I arrived home tonight to a dark, cold flat. The third power cut so far this year.
Realising that grumbling about it was unlikely to restore the power any more quickly, I tripped over, then fed, the cats, then groped about for camera and tripod and headed back to the park for a spot of night-time photography.
And this is the interesting thing that I’d noticed on our earlier, post-cuppa-at-Mum’s, excursion to the park: the snow makes visibility almost as good as in daylight.
I love everything about the snow. I love the crunch underfoot. The way it squidges in the hands. The way it sparkles in the dark. The way it makes even the humble post box aesthetically pleasing. And, most of all, the happy effect it has on humans.
Delighted with the final arrival of snow to our seaside town, Lexi and I ventured out yesterday for a bit of a trek. We encountered neighbours challenging one another to sled races down streets rendered safe by being impassable to traffic. There was copious snowman building, and I’m certain there were far more nods, smiles and Hellos! than one normally encounters on a stroll along the front. One chap, snapping the white sands on one of those fancy-dandy laptop thingamies, walked over specifically to chat to me – and he didn’t even have a dog! (Usually any chatting happens over the bottom-sniffing antics of our mutts.) The gentlemen (of the Silver Surfer generation) was keen to share his delight of the transformation of our beach. He told me he planned to share the pictures (‘you can do it with just a click!’) with friends who had recently been boasting about their own snowy shores.
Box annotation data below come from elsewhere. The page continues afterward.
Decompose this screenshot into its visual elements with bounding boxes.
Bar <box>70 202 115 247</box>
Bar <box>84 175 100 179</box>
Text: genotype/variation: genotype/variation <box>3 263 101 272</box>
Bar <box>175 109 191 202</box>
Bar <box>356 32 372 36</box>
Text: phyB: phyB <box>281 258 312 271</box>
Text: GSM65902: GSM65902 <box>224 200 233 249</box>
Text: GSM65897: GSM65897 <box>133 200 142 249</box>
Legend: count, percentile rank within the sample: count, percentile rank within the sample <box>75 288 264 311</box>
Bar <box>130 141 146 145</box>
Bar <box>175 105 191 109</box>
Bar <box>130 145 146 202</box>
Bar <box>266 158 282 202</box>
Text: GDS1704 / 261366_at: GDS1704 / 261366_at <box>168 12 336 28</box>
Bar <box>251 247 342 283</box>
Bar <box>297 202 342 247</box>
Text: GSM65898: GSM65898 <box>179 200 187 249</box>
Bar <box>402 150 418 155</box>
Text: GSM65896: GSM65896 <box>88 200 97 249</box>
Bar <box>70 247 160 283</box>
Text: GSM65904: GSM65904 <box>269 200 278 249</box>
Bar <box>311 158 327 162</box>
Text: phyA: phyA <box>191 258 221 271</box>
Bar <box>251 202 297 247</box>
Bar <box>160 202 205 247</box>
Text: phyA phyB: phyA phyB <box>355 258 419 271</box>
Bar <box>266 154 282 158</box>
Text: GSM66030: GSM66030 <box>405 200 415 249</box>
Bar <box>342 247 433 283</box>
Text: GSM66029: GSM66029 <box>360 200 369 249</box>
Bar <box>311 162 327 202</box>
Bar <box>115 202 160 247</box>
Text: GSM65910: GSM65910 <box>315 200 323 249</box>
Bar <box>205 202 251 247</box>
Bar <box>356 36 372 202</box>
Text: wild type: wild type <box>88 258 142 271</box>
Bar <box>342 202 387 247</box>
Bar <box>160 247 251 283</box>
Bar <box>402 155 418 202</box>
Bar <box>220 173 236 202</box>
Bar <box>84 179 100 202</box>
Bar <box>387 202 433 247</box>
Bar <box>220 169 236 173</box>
Completing my list of things I love about the snow – is that safety element. I’ve already mentioned children and families playing safely in the streets. Road safety generally is improved. Anyone bold enough to take the car out is crawling along in first gear; averaging 10 mph.
But where I really noticed it – the safety element – was over the park, in the dark. This time of year I’m always walking Lexi in the dark. It’s usually pretty black over our favourite park. She has a flashing collar so I can spot her as she chases all the wonderful smells. I never do feel unsafe. I fully subscribe to the belief that fear of crime enormously dwarfs the reality. I don’t expect to find boogymen behind every tree. However, the carpet of snow gave the park an astonishing level of visibility. Should there be any boogymen, it would be tricky for them to find places for lurking, or even for Skulking with Intent.
I keep seeing comments and news posts about the Terror of the Snow! But it’s not all that bad, is it? Certainly my experience has been nothing but Brilliant! (Although, I did, unfortunately, step in some well concealed dog-leavings, leading to an embarrassing conversation with a fellow park patron: ‘Do you work with horses? I think I smell manure…’ But that’s another story. We’ll call that one ‘Shit Happens’.)